Global financial markets continue to be covered by high volatility, stock prices move widely, which encourages investors to seek greater security in government bonds, writes Financial Times. Problems in August caused by concerns about the Chinese economy and the stock market crash in the country and uncertainty when the Federal Reserve will raise interest rates in the US, showed no signs of fading.

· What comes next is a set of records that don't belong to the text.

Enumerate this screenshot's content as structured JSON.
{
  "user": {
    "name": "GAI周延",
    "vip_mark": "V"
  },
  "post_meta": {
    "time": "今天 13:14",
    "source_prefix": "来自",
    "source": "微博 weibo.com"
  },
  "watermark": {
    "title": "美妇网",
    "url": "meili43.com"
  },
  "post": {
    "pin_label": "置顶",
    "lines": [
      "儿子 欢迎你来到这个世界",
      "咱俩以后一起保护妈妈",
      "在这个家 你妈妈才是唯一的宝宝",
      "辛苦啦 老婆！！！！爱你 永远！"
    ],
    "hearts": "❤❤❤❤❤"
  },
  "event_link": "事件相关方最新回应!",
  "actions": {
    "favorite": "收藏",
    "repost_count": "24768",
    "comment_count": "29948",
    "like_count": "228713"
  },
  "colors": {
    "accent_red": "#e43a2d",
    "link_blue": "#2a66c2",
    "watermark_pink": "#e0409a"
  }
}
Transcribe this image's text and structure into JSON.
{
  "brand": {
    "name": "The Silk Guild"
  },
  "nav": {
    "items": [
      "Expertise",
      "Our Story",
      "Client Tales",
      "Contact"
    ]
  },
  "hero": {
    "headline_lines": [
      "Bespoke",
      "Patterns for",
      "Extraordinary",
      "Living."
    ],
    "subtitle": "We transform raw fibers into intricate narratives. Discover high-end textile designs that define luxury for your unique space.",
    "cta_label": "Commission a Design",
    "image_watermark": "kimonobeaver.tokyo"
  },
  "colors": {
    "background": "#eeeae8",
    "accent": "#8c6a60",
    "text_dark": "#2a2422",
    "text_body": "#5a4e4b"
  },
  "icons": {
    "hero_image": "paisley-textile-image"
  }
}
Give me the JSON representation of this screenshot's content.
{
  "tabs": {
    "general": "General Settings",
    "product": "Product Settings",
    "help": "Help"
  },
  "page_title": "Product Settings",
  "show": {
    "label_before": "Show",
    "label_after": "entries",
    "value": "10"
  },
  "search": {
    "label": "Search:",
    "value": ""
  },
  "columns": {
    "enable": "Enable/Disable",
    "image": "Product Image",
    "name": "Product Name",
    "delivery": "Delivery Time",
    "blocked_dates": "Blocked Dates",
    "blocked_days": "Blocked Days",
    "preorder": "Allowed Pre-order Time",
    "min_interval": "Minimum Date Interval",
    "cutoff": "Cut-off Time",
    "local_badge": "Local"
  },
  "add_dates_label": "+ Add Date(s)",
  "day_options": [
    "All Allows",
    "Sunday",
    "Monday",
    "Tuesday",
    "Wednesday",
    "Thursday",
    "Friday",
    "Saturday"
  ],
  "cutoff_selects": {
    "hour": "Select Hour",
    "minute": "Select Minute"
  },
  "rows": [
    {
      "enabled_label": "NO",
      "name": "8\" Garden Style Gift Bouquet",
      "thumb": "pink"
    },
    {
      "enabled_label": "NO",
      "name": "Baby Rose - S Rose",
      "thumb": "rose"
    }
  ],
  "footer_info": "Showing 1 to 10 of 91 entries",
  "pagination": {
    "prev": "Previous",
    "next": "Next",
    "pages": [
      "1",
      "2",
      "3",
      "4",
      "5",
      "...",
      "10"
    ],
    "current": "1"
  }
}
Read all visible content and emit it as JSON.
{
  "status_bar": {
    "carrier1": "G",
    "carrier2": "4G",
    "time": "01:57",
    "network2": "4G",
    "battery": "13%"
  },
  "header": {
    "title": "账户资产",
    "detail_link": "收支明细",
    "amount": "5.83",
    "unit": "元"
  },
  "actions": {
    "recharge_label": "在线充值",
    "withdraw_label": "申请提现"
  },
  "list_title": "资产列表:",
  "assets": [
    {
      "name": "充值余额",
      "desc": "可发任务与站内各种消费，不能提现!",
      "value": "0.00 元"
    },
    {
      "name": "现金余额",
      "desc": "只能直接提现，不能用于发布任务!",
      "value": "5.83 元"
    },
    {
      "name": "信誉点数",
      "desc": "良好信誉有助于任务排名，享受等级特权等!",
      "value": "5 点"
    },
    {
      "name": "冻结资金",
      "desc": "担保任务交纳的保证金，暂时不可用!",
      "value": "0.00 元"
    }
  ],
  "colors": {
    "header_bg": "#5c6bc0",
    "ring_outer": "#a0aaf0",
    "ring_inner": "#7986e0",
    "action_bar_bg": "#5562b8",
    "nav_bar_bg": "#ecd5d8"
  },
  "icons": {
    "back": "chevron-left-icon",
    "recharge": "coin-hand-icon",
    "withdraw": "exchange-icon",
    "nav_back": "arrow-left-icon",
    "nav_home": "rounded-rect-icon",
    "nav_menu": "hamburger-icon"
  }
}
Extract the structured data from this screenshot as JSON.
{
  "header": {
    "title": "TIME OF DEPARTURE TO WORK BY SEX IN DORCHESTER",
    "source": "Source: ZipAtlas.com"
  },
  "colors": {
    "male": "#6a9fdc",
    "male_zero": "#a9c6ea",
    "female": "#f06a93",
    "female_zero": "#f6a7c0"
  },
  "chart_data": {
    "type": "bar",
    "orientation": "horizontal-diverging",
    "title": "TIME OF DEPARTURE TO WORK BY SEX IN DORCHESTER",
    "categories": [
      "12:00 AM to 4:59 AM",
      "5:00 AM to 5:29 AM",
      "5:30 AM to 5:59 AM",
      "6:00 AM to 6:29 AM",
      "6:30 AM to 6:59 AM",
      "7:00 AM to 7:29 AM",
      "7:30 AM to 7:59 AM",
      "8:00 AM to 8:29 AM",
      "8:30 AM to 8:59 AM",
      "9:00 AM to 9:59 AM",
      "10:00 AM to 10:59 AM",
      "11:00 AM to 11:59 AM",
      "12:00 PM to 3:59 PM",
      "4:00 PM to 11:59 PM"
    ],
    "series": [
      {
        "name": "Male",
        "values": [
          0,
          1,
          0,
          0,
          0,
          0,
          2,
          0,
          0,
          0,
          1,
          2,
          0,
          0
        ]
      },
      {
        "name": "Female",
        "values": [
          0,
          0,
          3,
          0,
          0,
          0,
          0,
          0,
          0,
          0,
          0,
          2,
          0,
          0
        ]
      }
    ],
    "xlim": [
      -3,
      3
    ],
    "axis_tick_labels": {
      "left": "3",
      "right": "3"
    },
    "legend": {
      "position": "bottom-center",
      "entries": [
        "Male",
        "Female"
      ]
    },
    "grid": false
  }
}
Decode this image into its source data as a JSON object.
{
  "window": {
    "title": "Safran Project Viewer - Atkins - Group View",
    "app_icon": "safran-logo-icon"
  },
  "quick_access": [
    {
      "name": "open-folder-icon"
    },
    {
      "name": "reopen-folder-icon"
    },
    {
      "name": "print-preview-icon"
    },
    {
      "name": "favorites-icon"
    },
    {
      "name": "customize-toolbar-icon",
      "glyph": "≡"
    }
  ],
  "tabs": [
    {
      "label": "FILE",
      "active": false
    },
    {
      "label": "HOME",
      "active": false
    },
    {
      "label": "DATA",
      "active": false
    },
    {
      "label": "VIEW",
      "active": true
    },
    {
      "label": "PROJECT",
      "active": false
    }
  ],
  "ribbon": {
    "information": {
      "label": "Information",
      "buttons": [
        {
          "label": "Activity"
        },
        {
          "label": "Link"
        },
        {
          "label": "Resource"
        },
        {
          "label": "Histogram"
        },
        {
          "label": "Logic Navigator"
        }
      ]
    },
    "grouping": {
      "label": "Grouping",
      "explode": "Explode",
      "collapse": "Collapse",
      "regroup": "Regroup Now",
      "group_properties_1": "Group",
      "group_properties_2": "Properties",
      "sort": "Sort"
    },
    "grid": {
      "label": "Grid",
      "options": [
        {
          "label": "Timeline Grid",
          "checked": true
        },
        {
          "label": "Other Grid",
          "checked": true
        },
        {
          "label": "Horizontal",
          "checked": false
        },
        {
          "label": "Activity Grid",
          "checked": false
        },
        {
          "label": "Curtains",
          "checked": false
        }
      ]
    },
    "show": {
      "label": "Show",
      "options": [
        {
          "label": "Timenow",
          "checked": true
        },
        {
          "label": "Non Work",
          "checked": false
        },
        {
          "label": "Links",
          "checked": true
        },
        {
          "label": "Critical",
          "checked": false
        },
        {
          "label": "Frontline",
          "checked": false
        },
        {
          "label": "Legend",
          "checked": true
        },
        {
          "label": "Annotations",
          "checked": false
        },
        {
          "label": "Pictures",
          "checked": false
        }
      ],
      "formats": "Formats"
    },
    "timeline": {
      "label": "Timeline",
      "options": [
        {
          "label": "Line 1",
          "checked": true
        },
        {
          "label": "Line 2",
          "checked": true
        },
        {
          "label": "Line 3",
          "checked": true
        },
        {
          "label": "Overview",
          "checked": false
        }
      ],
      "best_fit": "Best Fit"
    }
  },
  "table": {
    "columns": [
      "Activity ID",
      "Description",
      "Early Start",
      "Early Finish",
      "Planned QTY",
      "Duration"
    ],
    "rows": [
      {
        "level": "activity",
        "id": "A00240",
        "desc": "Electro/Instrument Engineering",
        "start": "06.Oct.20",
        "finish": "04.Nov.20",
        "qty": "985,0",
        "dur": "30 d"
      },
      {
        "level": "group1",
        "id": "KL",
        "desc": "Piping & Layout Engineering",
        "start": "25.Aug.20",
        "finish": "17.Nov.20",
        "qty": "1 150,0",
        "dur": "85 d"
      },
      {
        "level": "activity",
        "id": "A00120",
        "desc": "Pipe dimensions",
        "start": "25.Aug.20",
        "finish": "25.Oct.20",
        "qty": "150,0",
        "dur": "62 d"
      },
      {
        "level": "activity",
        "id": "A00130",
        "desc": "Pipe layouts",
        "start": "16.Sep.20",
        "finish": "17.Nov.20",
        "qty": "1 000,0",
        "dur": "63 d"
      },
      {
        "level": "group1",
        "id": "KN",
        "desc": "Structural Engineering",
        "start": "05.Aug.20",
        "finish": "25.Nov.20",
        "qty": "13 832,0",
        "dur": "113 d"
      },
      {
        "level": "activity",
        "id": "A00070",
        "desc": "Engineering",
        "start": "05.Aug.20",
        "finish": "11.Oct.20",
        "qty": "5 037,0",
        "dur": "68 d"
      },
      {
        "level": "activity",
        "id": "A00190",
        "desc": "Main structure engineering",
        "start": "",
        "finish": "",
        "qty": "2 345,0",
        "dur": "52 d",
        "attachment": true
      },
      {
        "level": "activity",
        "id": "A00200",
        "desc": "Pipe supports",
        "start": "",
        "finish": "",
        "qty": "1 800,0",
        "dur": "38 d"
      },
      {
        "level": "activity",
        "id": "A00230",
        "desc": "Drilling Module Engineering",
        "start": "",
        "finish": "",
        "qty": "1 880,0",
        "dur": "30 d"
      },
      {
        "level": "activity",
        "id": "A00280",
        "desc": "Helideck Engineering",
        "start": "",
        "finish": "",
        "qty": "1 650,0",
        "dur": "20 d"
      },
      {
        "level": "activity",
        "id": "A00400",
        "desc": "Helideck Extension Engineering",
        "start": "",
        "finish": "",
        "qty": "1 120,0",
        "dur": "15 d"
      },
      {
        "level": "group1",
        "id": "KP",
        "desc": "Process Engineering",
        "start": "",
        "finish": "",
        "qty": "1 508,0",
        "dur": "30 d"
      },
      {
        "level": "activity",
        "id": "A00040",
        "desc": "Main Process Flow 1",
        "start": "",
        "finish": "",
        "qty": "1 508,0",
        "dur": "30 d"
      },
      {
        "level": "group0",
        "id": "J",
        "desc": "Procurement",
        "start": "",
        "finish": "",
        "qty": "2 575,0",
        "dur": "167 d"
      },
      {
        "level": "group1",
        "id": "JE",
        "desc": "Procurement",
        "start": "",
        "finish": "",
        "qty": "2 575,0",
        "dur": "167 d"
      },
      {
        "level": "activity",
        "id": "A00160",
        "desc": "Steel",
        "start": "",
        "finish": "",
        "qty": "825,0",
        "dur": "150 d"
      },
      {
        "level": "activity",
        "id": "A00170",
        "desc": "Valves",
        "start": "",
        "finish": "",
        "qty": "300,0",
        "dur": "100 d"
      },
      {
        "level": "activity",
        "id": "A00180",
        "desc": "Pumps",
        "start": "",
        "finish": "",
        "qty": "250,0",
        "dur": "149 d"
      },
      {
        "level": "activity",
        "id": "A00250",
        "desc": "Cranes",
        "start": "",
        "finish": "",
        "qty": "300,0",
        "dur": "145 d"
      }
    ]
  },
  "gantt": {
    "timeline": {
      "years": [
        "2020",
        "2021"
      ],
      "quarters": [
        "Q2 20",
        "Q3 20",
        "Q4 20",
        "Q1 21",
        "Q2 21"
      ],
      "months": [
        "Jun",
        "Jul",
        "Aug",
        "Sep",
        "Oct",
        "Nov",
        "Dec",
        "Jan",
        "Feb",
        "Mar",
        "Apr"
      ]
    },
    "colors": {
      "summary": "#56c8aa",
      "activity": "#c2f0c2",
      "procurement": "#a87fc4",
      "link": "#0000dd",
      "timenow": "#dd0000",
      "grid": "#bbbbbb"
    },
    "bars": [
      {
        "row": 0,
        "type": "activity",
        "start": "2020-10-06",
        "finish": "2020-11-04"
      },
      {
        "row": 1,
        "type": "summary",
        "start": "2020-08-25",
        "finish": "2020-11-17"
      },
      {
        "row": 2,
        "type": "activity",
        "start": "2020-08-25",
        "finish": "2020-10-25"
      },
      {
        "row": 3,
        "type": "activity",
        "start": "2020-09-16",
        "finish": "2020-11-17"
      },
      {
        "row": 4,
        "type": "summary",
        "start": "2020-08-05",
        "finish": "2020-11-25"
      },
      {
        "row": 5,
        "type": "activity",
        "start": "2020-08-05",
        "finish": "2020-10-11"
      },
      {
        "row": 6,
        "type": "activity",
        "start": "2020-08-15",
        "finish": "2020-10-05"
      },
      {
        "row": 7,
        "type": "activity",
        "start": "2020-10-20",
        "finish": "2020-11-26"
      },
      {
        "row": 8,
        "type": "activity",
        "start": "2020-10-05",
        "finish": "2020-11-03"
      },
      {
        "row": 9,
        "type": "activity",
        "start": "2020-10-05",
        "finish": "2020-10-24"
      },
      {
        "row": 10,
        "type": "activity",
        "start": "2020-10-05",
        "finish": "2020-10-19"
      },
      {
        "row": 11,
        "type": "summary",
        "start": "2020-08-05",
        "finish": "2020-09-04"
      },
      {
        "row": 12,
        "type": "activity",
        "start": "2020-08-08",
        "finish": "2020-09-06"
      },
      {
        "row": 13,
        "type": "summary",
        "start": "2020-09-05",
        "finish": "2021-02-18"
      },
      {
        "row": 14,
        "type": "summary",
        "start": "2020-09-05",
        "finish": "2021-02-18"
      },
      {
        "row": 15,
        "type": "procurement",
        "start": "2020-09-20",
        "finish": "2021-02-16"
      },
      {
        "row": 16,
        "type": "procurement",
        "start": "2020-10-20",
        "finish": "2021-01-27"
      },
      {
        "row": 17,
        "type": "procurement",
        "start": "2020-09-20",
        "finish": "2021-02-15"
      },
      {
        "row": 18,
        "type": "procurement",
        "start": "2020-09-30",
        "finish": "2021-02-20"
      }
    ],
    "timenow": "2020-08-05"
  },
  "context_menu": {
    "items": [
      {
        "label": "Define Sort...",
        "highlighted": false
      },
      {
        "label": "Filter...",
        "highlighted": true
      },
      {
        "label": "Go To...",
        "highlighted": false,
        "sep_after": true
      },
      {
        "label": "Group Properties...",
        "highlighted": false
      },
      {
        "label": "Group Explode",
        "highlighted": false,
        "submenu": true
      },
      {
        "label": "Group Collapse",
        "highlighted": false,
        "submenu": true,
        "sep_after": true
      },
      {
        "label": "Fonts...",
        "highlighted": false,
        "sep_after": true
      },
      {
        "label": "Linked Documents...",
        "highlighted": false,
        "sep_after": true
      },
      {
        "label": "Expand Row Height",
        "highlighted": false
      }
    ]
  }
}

Experience Beijing to restore confidence by easing late Tuesday seemed to fail. Decisions of the Chinese central bank to cut interest rates and increase the reserves of the banks did not achieve the desired immediate effect, but only managed to limit the sharp fall of the indices in the country. European markets opened in red territory on Wednesday, while those in the US last night closed with a decline, although trade began with the growth of the major indexes.

Minimal effect

On Wednesday, the leading Chinese index Shanghai Composite (SCi) initially fell 3.8 percent, increasing five-day losses to 24.9 percent. In the afternoon session the mood improved and the index rose by 4.3%, which in turn helped other markets in Asia. But new sales at the end of the session led to a decline of 1.3% SCI and it closed at its lowest level since December.

The negative end of trade in China had no effect on the Japanese Nikkei 225 index, which after a decrease of 4% on Tuesday to recover with growth of 3% on Wednesday. Hoping that the loosening of the monetary policy of Beijing can lead to greater demand for raw materials led to the growth of S & P / ASX 200 in Sydney by 0.7%.